Niemand wird wütend über Märchen. Wir sehen keine Proteste gegen Kobolde oder hitzige Diskussionen über die Existenz von Einhörnern. Warum? Weil die Menschen instinktiv wissen, dass sie nicht real sind. Mythen picken nicht ins Gewissen. Doch der Name Gottes – insbesondere der Name Jesu Christi – erschüttert immer noch die Welt und zieht nicht nur Glauben und Hingabe, sondern auch Feindseligkeit und Verachtung.
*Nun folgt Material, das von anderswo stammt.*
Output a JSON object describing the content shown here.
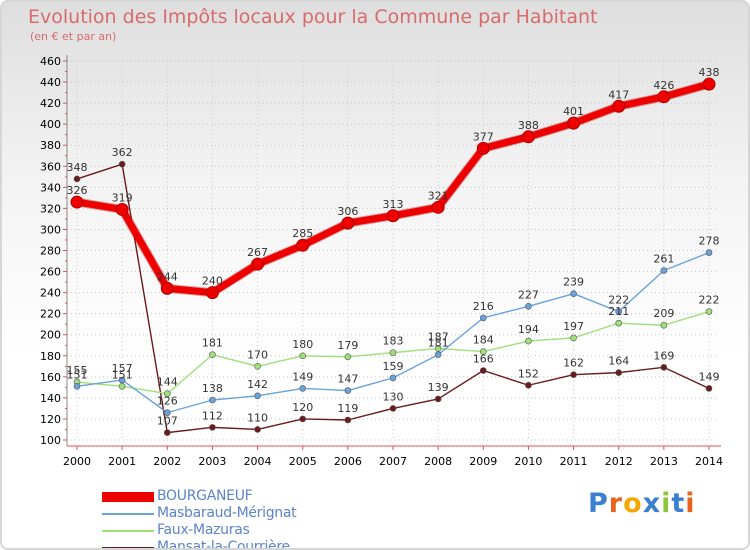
{
  "chart_data": {
    "type": "line",
    "title": "Evolution des Impôts locaux pour la Commune par Habitant",
    "subtitle": "(en € et par an)",
    "xlabel": "",
    "ylabel": "",
    "categories": [
      "2000",
      "2001",
      "2002",
      "2003",
      "2004",
      "2005",
      "2006",
      "2007",
      "2008",
      "2009",
      "2010",
      "2011",
      "2012",
      "2013",
      "2014"
    ],
    "ylim": [
      100,
      460
    ],
    "yticks": [
      100,
      120,
      140,
      160,
      180,
      200,
      220,
      240,
      260,
      280,
      300,
      320,
      340,
      360,
      380,
      400,
      420,
      440,
      460
    ],
    "grid": true,
    "legend_position": "bottom-left",
    "series": [
      {
        "name": "BOURGANEUF",
        "color": "#ee0000",
        "values": [
          326,
          319,
          244,
          240,
          267,
          285,
          306,
          313,
          321,
          377,
          388,
          401,
          417,
          426,
          438
        ]
      },
      {
        "name": "Masbaraud-Mérignat",
        "color": "#6aa3dc",
        "values": [
          151,
          157,
          126,
          138,
          142,
          149,
          147,
          159,
          181,
          216,
          227,
          239,
          222,
          261,
          278
        ]
      },
      {
        "name": "Faux-Mazuras",
        "color": "#9ee07a",
        "values": [
          155,
          151,
          144,
          181,
          170,
          180,
          179,
          183,
          187,
          184,
          194,
          197,
          211,
          209,
          222
        ]
      },
      {
        "name": "Mansat-la-Courrière",
        "color": "#6b1b1b",
        "values": [
          348,
          362,
          107,
          112,
          110,
          120,
          119,
          130,
          139,
          166,
          152,
          162,
          164,
          169,
          149
        ]
      }
    ]
  },
  "logo": {
    "text": "Proxiti",
    "letters": [
      "P",
      "r",
      "o",
      "x",
      "i",
      "t",
      "i"
    ],
    "colors": [
      "#3b7fd0",
      "#e8641c",
      "#f5a800",
      "#3b7fd0",
      "#8cc63f",
      "#3b7fd0",
      "#e8641c"
    ]
  }
}
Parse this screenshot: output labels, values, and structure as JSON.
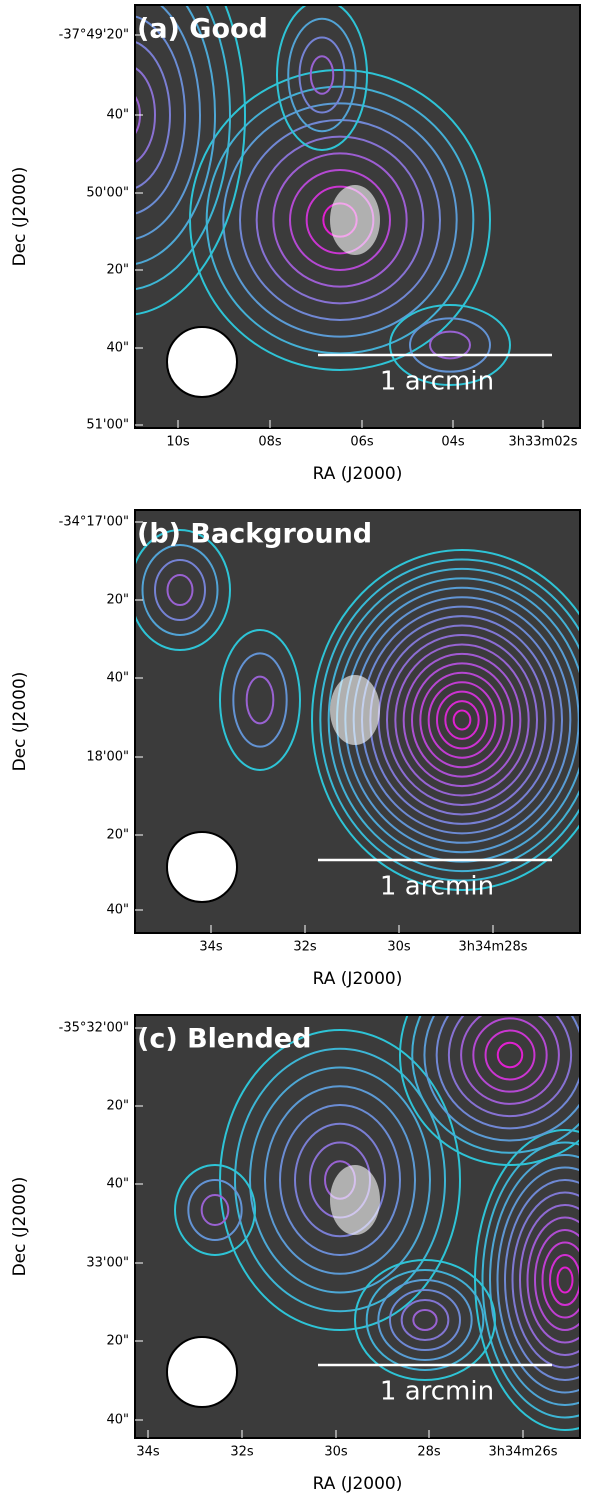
{
  "panels": [
    {
      "title": "(a) Good",
      "x_axis_label": "RA (J2000)",
      "y_axis_label": "Dec (J2000)",
      "x_tick_labels": [
        "10s",
        "08s",
        "06s",
        "04s",
        "3h33m02s"
      ],
      "y_tick_labels": [
        "-37°49'20\"",
        "40\"",
        "50'00\"",
        "20\"",
        "40\"",
        "51'00\""
      ],
      "scale_bar": "1 arcmin"
    },
    {
      "title": "(b) Background",
      "x_axis_label": "RA (J2000)",
      "y_axis_label": "Dec (J2000)",
      "x_tick_labels": [
        "34s",
        "32s",
        "30s",
        "3h34m28s"
      ],
      "y_tick_labels": [
        "-34°17'00\"",
        "20\"",
        "40\"",
        "18'00\"",
        "20\"",
        "40\""
      ],
      "scale_bar": "1 arcmin"
    },
    {
      "title": "(c) Blended",
      "x_axis_label": "RA (J2000)",
      "y_axis_label": "Dec (J2000)",
      "x_tick_labels": [
        "34s",
        "32s",
        "30s",
        "28s",
        "3h34m26s"
      ],
      "y_tick_labels": [
        "-35°32'00\"",
        "20\"",
        "40\"",
        "33'00\"",
        "20\"",
        "40\""
      ],
      "scale_bar": "1 arcmin"
    }
  ]
}
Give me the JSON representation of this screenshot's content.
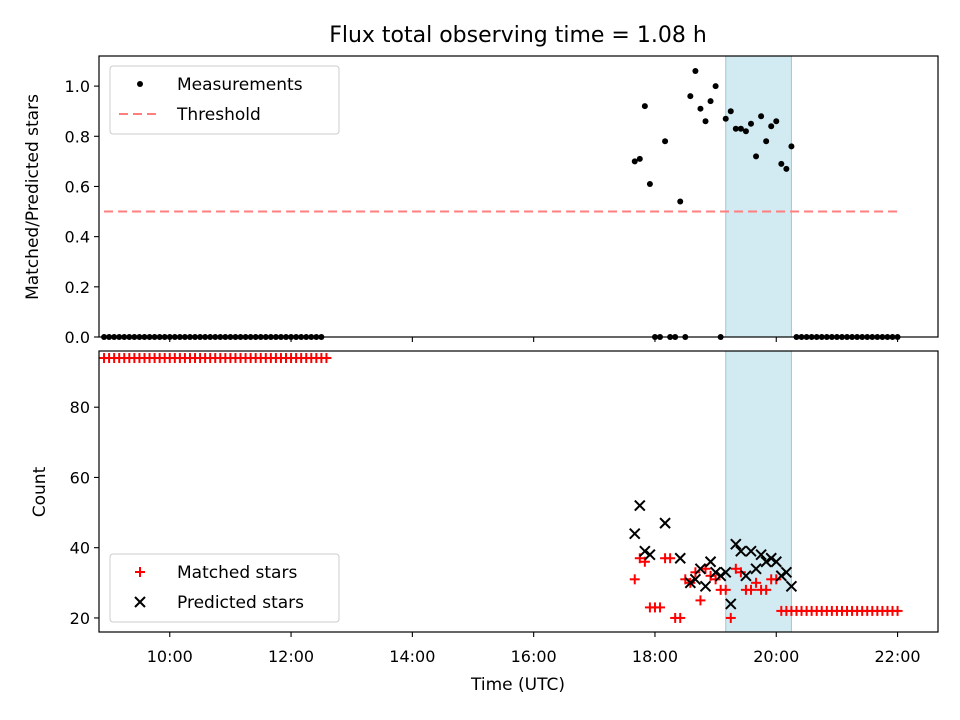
{
  "chart_data": [
    {
      "type": "scatter",
      "title": "Flux total observing time = 1.08 h",
      "xlabel": "",
      "ylabel": "Matched/Predicted stars",
      "xlim": [
        "08:50",
        "22:40"
      ],
      "ylim": [
        0,
        1.12
      ],
      "yticks": [
        0.0,
        0.2,
        0.4,
        0.6,
        0.8,
        1.0
      ],
      "ytick_labels": [
        "0.0",
        "0.2",
        "0.4",
        "0.6",
        "0.8",
        "1.0"
      ],
      "shaded_region": {
        "x0": "19:10",
        "x1": "20:15",
        "color": "#add8e6"
      },
      "legend_position": "upper-left",
      "series": [
        {
          "name": "Measurements",
          "color": "#000000",
          "marker": "dot",
          "points": [
            [
              "08:55",
              0
            ],
            [
              "09:00",
              0
            ],
            [
              "09:05",
              0
            ],
            [
              "09:10",
              0
            ],
            [
              "09:15",
              0
            ],
            [
              "09:20",
              0
            ],
            [
              "09:25",
              0
            ],
            [
              "09:30",
              0
            ],
            [
              "09:35",
              0
            ],
            [
              "09:40",
              0
            ],
            [
              "09:45",
              0
            ],
            [
              "09:50",
              0
            ],
            [
              "09:55",
              0
            ],
            [
              "10:00",
              0
            ],
            [
              "10:05",
              0
            ],
            [
              "10:10",
              0
            ],
            [
              "10:15",
              0
            ],
            [
              "10:20",
              0
            ],
            [
              "10:25",
              0
            ],
            [
              "10:30",
              0
            ],
            [
              "10:35",
              0
            ],
            [
              "10:40",
              0
            ],
            [
              "10:45",
              0
            ],
            [
              "10:50",
              0
            ],
            [
              "10:55",
              0
            ],
            [
              "11:00",
              0
            ],
            [
              "11:05",
              0
            ],
            [
              "11:10",
              0
            ],
            [
              "11:15",
              0
            ],
            [
              "11:20",
              0
            ],
            [
              "11:25",
              0
            ],
            [
              "11:30",
              0
            ],
            [
              "11:35",
              0
            ],
            [
              "11:40",
              0
            ],
            [
              "11:45",
              0
            ],
            [
              "11:50",
              0
            ],
            [
              "11:55",
              0
            ],
            [
              "12:00",
              0
            ],
            [
              "12:05",
              0
            ],
            [
              "12:10",
              0
            ],
            [
              "12:15",
              0
            ],
            [
              "12:20",
              0
            ],
            [
              "12:25",
              0
            ],
            [
              "12:30",
              0
            ],
            [
              "17:40",
              0.7
            ],
            [
              "17:45",
              0.71
            ],
            [
              "17:50",
              0.92
            ],
            [
              "17:55",
              0.61
            ],
            [
              "18:00",
              0
            ],
            [
              "18:05",
              0
            ],
            [
              "18:10",
              0.78
            ],
            [
              "18:15",
              0
            ],
            [
              "18:20",
              0
            ],
            [
              "18:25",
              0.54
            ],
            [
              "18:30",
              0
            ],
            [
              "18:35",
              0.96
            ],
            [
              "18:40",
              1.06
            ],
            [
              "18:45",
              0.91
            ],
            [
              "18:50",
              0.86
            ],
            [
              "18:55",
              0.94
            ],
            [
              "19:00",
              1.0
            ],
            [
              "19:05",
              0
            ],
            [
              "19:10",
              0.87
            ],
            [
              "19:15",
              0.9
            ],
            [
              "19:20",
              0.83
            ],
            [
              "19:25",
              0.83
            ],
            [
              "19:30",
              0.82
            ],
            [
              "19:35",
              0.85
            ],
            [
              "19:40",
              0.72
            ],
            [
              "19:45",
              0.88
            ],
            [
              "19:50",
              0.78
            ],
            [
              "19:55",
              0.84
            ],
            [
              "20:00",
              0.86
            ],
            [
              "20:05",
              0.69
            ],
            [
              "20:10",
              0.67
            ],
            [
              "20:15",
              0.76
            ],
            [
              "20:20",
              0
            ],
            [
              "20:25",
              0
            ],
            [
              "20:30",
              0
            ],
            [
              "20:35",
              0
            ],
            [
              "20:40",
              0
            ],
            [
              "20:45",
              0
            ],
            [
              "20:50",
              0
            ],
            [
              "20:55",
              0
            ],
            [
              "21:00",
              0
            ],
            [
              "21:05",
              0
            ],
            [
              "21:10",
              0
            ],
            [
              "21:15",
              0
            ],
            [
              "21:20",
              0
            ],
            [
              "21:25",
              0
            ],
            [
              "21:30",
              0
            ],
            [
              "21:35",
              0
            ],
            [
              "21:40",
              0
            ],
            [
              "21:45",
              0
            ],
            [
              "21:50",
              0
            ],
            [
              "21:55",
              0
            ],
            [
              "22:00",
              0
            ]
          ]
        },
        {
          "name": "Threshold",
          "color": "#ff7f7f",
          "marker": "dashed-line",
          "points": [
            [
              "08:55",
              0.5
            ],
            [
              "22:00",
              0.5
            ]
          ]
        }
      ]
    },
    {
      "type": "scatter",
      "title": "",
      "xlabel": "Time (UTC)",
      "ylabel": "Count",
      "xlim": [
        "08:50",
        "22:40"
      ],
      "ylim": [
        16,
        96
      ],
      "yticks": [
        20,
        40,
        60,
        80
      ],
      "ytick_labels": [
        "20",
        "40",
        "60",
        "80"
      ],
      "xticks": [
        "10:00",
        "12:00",
        "14:00",
        "16:00",
        "18:00",
        "20:00",
        "22:00"
      ],
      "shaded_region": {
        "x0": "19:10",
        "x1": "20:15",
        "color": "#add8e6"
      },
      "legend_position": "lower-left",
      "series": [
        {
          "name": "Matched stars",
          "color": "#ff0000",
          "marker": "plus",
          "points": [
            [
              "08:55",
              94
            ],
            [
              "09:00",
              94
            ],
            [
              "09:05",
              94
            ],
            [
              "09:10",
              94
            ],
            [
              "09:15",
              94
            ],
            [
              "09:20",
              94
            ],
            [
              "09:25",
              94
            ],
            [
              "09:30",
              94
            ],
            [
              "09:35",
              94
            ],
            [
              "09:40",
              94
            ],
            [
              "09:45",
              94
            ],
            [
              "09:50",
              94
            ],
            [
              "09:55",
              94
            ],
            [
              "10:00",
              94
            ],
            [
              "10:05",
              94
            ],
            [
              "10:10",
              94
            ],
            [
              "10:15",
              94
            ],
            [
              "10:20",
              94
            ],
            [
              "10:25",
              94
            ],
            [
              "10:30",
              94
            ],
            [
              "10:35",
              94
            ],
            [
              "10:40",
              94
            ],
            [
              "10:45",
              94
            ],
            [
              "10:50",
              94
            ],
            [
              "10:55",
              94
            ],
            [
              "11:00",
              94
            ],
            [
              "11:05",
              94
            ],
            [
              "11:10",
              94
            ],
            [
              "11:15",
              94
            ],
            [
              "11:20",
              94
            ],
            [
              "11:25",
              94
            ],
            [
              "11:30",
              94
            ],
            [
              "11:35",
              94
            ],
            [
              "11:40",
              94
            ],
            [
              "11:45",
              94
            ],
            [
              "11:50",
              94
            ],
            [
              "11:55",
              94
            ],
            [
              "12:00",
              94
            ],
            [
              "12:05",
              94
            ],
            [
              "12:10",
              94
            ],
            [
              "12:15",
              94
            ],
            [
              "12:20",
              94
            ],
            [
              "12:25",
              94
            ],
            [
              "12:30",
              94
            ],
            [
              "12:35",
              94
            ],
            [
              "17:40",
              31
            ],
            [
              "17:45",
              37
            ],
            [
              "17:50",
              36
            ],
            [
              "17:55",
              23
            ],
            [
              "18:00",
              23
            ],
            [
              "18:05",
              23
            ],
            [
              "18:10",
              37
            ],
            [
              "18:15",
              37
            ],
            [
              "18:20",
              20
            ],
            [
              "18:25",
              20
            ],
            [
              "18:30",
              31
            ],
            [
              "18:35",
              30
            ],
            [
              "18:40",
              33
            ],
            [
              "18:45",
              25
            ],
            [
              "18:50",
              34
            ],
            [
              "18:55",
              32
            ],
            [
              "19:00",
              31
            ],
            [
              "19:05",
              28
            ],
            [
              "19:10",
              28
            ],
            [
              "19:15",
              20
            ],
            [
              "19:20",
              34
            ],
            [
              "19:25",
              33
            ],
            [
              "19:30",
              28
            ],
            [
              "19:35",
              28
            ],
            [
              "19:40",
              30
            ],
            [
              "19:45",
              28
            ],
            [
              "19:50",
              28
            ],
            [
              "19:55",
              31
            ],
            [
              "20:00",
              31
            ],
            [
              "20:05",
              22
            ],
            [
              "20:10",
              22
            ],
            [
              "20:15",
              22
            ],
            [
              "20:20",
              22
            ],
            [
              "20:25",
              22
            ],
            [
              "20:30",
              22
            ],
            [
              "20:35",
              22
            ],
            [
              "20:40",
              22
            ],
            [
              "20:45",
              22
            ],
            [
              "20:50",
              22
            ],
            [
              "20:55",
              22
            ],
            [
              "21:00",
              22
            ],
            [
              "21:05",
              22
            ],
            [
              "21:10",
              22
            ],
            [
              "21:15",
              22
            ],
            [
              "21:20",
              22
            ],
            [
              "21:25",
              22
            ],
            [
              "21:30",
              22
            ],
            [
              "21:35",
              22
            ],
            [
              "21:40",
              22
            ],
            [
              "21:45",
              22
            ],
            [
              "21:50",
              22
            ],
            [
              "21:55",
              22
            ],
            [
              "22:00",
              22
            ]
          ]
        },
        {
          "name": "Predicted stars",
          "color": "#000000",
          "marker": "x",
          "points": [
            [
              "17:40",
              44
            ],
            [
              "17:45",
              52
            ],
            [
              "17:50",
              39
            ],
            [
              "17:55",
              38
            ],
            [
              "18:10",
              47
            ],
            [
              "18:25",
              37
            ],
            [
              "18:35",
              30
            ],
            [
              "18:40",
              31
            ],
            [
              "18:45",
              34
            ],
            [
              "18:50",
              29
            ],
            [
              "18:55",
              36
            ],
            [
              "19:00",
              33
            ],
            [
              "19:05",
              32
            ],
            [
              "19:10",
              33
            ],
            [
              "19:15",
              24
            ],
            [
              "19:20",
              41
            ],
            [
              "19:25",
              39
            ],
            [
              "19:30",
              32
            ],
            [
              "19:35",
              39
            ],
            [
              "19:40",
              34
            ],
            [
              "19:45",
              38
            ],
            [
              "19:50",
              36
            ],
            [
              "19:55",
              37
            ],
            [
              "20:00",
              36
            ],
            [
              "20:05",
              32
            ],
            [
              "20:10",
              33
            ],
            [
              "20:15",
              29
            ]
          ]
        }
      ]
    }
  ]
}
Genau diese Reaktion beweist, dass Gott kein Mythos ist. Tief im Inneren trägt die Menschheit sein Bild (Genesis 1:27) und trägt ein Gewissen, das von seinem moralischen Gesetz bezeugt (Römer 2:14–15). Wenn sie mit seiner Wahrheit konfrontiert werden, fühlen sich viele entlarvt. Wut steigt oft als Verteidigung gegen Verurteilung. Jesus selbst erklärte: “Die Welt hasst mich, weil ich bezeuge, dass ihre Werke böse sind” (Johannes 7:7).

Wenn Gott wirklich nicht existiert, wäre Gleichgültigkeit die natürliche Antwort. Aber Gleichgültigkeit wird selten gesehen. Stattdessen finden wir starke Opposition, Spott und sogar Verfolgung. Die Feindseligkeit gegenüber Gottes Namen ist selbst Zeuge: Menschen kämpfen nicht gegen eine Fantasie, sondern gegen eine Realität, der sie nicht entkommen können.

Die Tatsache, dass seine Erwähnung solche Wut provoziert, ist kein Beweis für seine Abwesenheit – sondern dafür, dass seine unbestreitbare Anwesenheit auf jedes menschliche Herz drückt.